This week in Jerusalem 443879

Peggy Cidor’s round-up of city affairs.

Deputy Mayor Tamir Nir, head of the city’s preservation committee (photo credit: MARC ISRAEL SELLEM/THE JERUSALEM POST)
Deputy Mayor Tamir Nir, head of the city’s preservation committee
Housing for haredim
Following the reshuffling at the Israel Broadcasting Authority, the building that housed IBA Television will be demolished, and four 12-story buildings will be erected on the site.
The new plan proposes 310 housing units for the haredi community. Two buildings will be designated for housing, and the other two will accommodate offices and stores. This is the first time in many years that a housing project is being promoted for the haredi sector, which, according to the haredi representatives on the city council, suffer from a severe lack of housing for young families.
When the IBA building was erected 47 years ago, the neighborhood was not haredi, but over the years there have been significant changes in the population. During that time, IBA employees who went to work on Shabbat were required to enter the compound through a side entrance and refrain from using the main gate, to respect the neighbors’ request.
Elections take one
The drama surrounding the elections for a new president of the municipality’s Workers’ Committee ended last week with a significant twist. Following pressure imposed on him, the current president, Zion Dahan resigned, and the elections were postponed for a week. Avichai Avraham was elected and, according to sources at Safra Square, there will be a change in the methods.

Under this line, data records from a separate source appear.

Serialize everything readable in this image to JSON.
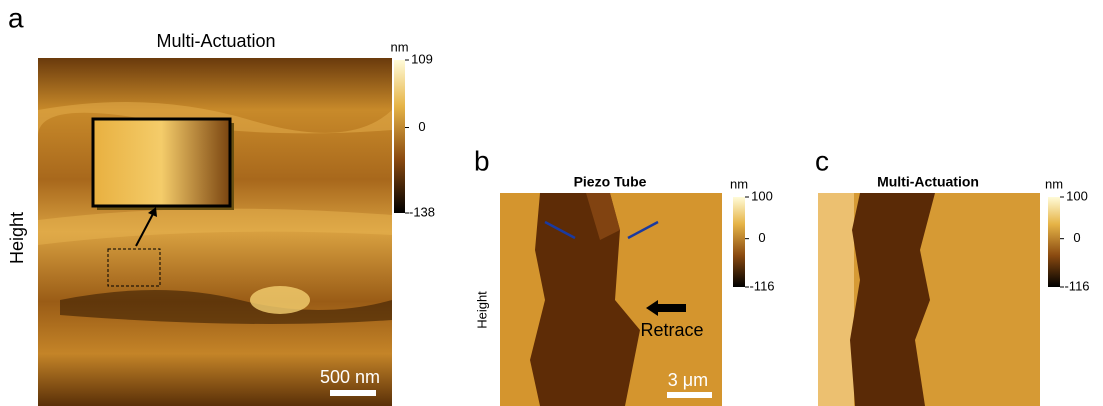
{
  "panels": [
    {
      "label": "a",
      "title": "Multi-Actuation",
      "y_label": "Height",
      "colorbar": {
        "unit": "nm",
        "ticks": [
          109,
          0,
          -138
        ]
      },
      "scale_bar": "500 nm"
    },
    {
      "label": "b",
      "title": "Piezo Tube",
      "y_label": "Height",
      "colorbar": {
        "unit": "nm",
        "ticks": [
          100,
          0,
          -116
        ]
      },
      "scale_bar": "3 μm",
      "annotation": "Retrace"
    },
    {
      "label": "c",
      "title": "Multi-Actuation",
      "colorbar": {
        "unit": "nm",
        "ticks": [
          100,
          0,
          -116
        ]
      }
    }
  ]
}
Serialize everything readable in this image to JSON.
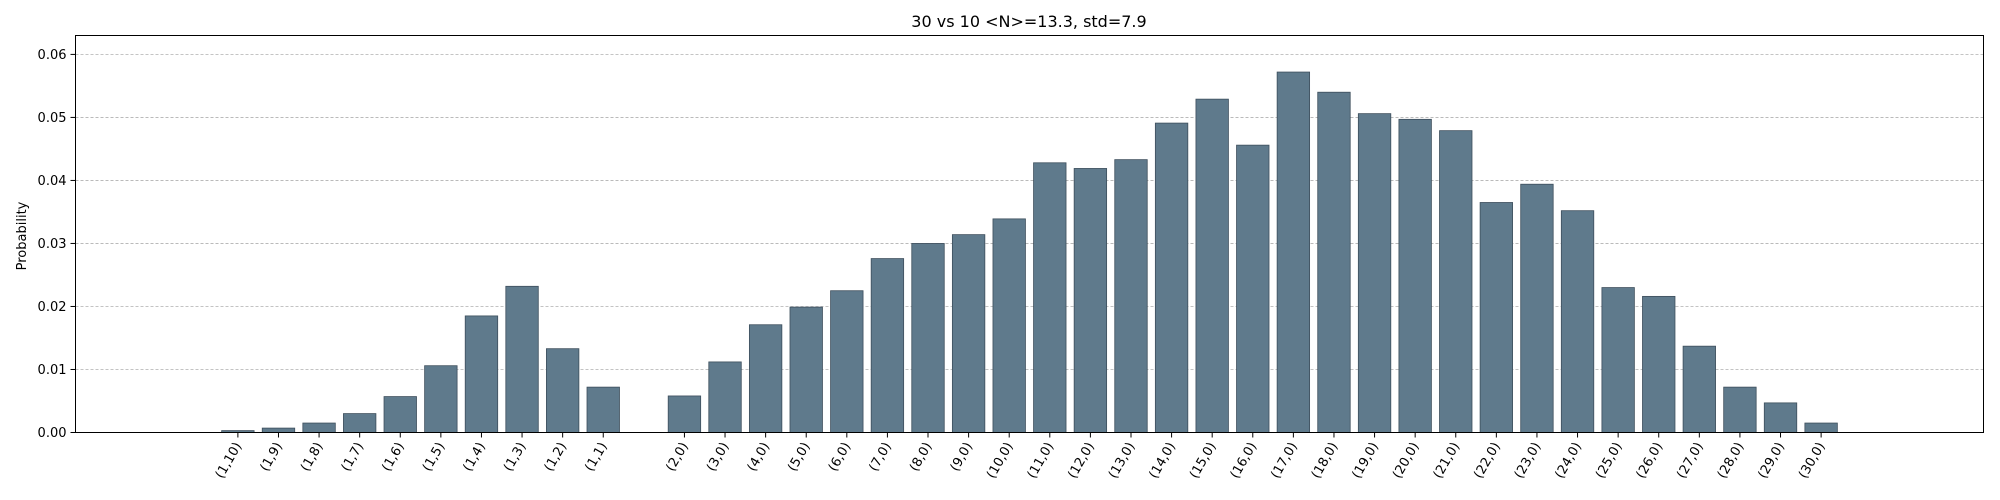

While Dahan was always careful about reaching an understanding between the committee’s interests and the municipality’s administration, it seems that the days of quiet and discreet negotiations are over. Avraham has made it clear that the interests of more than 8,000 employees cannot always be attained through a gentlemen’s agreement but in some cases may have to be accomplished through sanctions and perhaps even strikes. Time will tell.
Elections take two
Last week’s city council meeting about the Shabbat issues in the city was particularly stormy. The issue of mini markets being open on Shabbat and the struggle over the pluralistic character of Kiryat Hayovel were at the center of the council’s agenda. In retaliation for the decision of the Yuvalim local council and community center in Kiryat Hayovel, the haredim requested that all Yuvalim administration and board members be dismissed.
At the end of the session, the council voted to set a date for the elections of a board at Yuvalim, which had never held elections, for fear that the haredi residents would come well organized and take over the administration of the neighborhood council.
The elections will be held in June, and both sides are preparing for it.
Saving grace
Legendary Jerusalem mayor Teddy Kollek is still remembered and revered.
The city’s preservation committee, headed by Deputy Mayor Tamir Nir (Yerushalmim), decided last week that Kollek’s house in Rehavia would be classified as a landmark building. This is an interesting decision, as the structure itself has no particular historical or architectural importance, except for its famed occupant. The decision was made following a request submitted by Kollek’s children, who had grown up in the house.
To that end, Nir invoked one of the international rules of preservation, which states that if there are no architectural reasons to warrant preservation, a historical link – such as the house belonging to a well-known personality – can justify preservation.
The decision doesn’t mean that additions cannot be made to the existing structure, but they would have to be done according to the rules of preservation.
Zionism vs BDS
At a recent meeting at the Begin Heritage Center presided over by Ambassador to the UN Danny Danon, a program to counter anti-Zionism and the Boycott, Divestment and Sanctions movement was presented to the public.
Four hundred attendees heard about the various expressions of anti-Zionism (which the World Zionist Organization includes as a form of anti-Semitism) and the proposed ways to fight back. A cyber center, new toolboxes, training of hundreds of young emissaries and a project to open at least 100 Hebrew classes in Jewish communities across Europe and the US were among the many proposals presented.
Some of the projects were accepted following the findings of an extensive survey conducted by the WZO and presented at the meeting by its deputy president, Yaakov Haguel. According to the survey, 59 percent of Israelis are afraid to travel abroad; 65% conceal any sign of being Jewish and/ or Israeli; 25% fear another Holocaust; and 24% are not sure that Israel will continue to exist.
ZAKA at the United Nations
As of this month ZAKA, the organization founded by Yehuda Meshi-Zahav during the second intifada to rescue and recover victims of terrorist attacks, has become a recognized organization by the United Nations.
ZAKA will be now an official consulting and observer agent at the UN. In 2009 the UN recognized ZAKA as an international organization, a non-governmental body that works within the framework of the UN Constitution.
That was not an easy feat to achieve. Twice in the past few years the UN rejected ZAKA’s application and, instead, recognized a rescue organization controlled by Hamas.
But now the change has finally come, and a UN committee comprised of 19 countries, including Iran, Sudan, Pakistan and Turkey, has agreed to recognize ZAKA.